1. More sophisticated and detailed (and more frequently negotiated) Business Associate Agreement (BAA) terms. For example, covered entities may require business associates to implement very specific security controls (which may relate to particular circumstances, such as limitations on the ability to use or disclose protected health information (PHI) outside of the U.S. and/or the use of cloud servers), comply with a specific state’s (or states’) law privacy and security requirements, limit the creation or use of de-identified data derived from the covered entity’s PHI, or purchase cybersecurity insurance. The BAA may describe the types of security incidents that do not require per-incident notification (such as pings or attempted firewall attacks), but also identify or imply the many types of incidents, short of breaches, that do. In short, the BAA will increasingly be seen as the net (holes, tangles, snags and all) through which the underlying business deal must flow. As a matter of fact, the financial risks that can flow from a HIPAA breach can easily dwarf the value of the deal itself.

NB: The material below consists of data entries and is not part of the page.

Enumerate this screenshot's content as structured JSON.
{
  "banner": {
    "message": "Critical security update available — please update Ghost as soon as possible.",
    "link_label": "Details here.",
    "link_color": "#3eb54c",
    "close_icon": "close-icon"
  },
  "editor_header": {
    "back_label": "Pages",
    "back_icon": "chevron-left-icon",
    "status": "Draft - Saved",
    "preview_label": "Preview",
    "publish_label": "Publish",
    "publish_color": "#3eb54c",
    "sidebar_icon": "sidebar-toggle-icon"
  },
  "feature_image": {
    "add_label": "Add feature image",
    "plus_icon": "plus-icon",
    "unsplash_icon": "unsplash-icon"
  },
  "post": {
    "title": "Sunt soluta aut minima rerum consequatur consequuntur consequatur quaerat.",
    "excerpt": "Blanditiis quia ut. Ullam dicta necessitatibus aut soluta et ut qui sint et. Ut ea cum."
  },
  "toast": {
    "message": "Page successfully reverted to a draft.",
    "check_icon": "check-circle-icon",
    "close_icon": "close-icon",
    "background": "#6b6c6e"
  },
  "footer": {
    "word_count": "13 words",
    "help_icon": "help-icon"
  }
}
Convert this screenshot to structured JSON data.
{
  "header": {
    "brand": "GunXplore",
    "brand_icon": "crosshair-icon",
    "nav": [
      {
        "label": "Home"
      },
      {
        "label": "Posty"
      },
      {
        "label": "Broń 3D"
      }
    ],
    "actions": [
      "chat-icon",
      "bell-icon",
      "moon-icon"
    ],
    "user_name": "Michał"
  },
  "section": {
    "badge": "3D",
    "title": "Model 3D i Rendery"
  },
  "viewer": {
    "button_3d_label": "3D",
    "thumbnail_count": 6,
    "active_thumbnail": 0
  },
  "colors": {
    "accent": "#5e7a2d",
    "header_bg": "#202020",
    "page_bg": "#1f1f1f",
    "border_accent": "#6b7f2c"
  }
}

2. More HIPAA complaints – and investigations. As the number and scope of hacking and breach incidents increases, so will individual concerns about the proper use and disclosure of their PHI. Use of the Office for Civil Rights (OCR) online complaint system will continue to increase (helping to justify the $2 million budgeted increase for OCR for FY 2015), resulting in an increase in OCR compliance investigations, audits, and enforcement actions.
The overall creation, receipt, maintenance and transmission of data will continue to grow exponentially and globally, and efforts to protect the privacy and security of one small subset of that data, PHI, will undoubtedly slip and sputter, tangle and trip. But we will also undoubtedly repair and recast the HIPAA privacy and security net (and blog about it) many times in 2015.
Have a Happy and Healthy HIPAA New Year!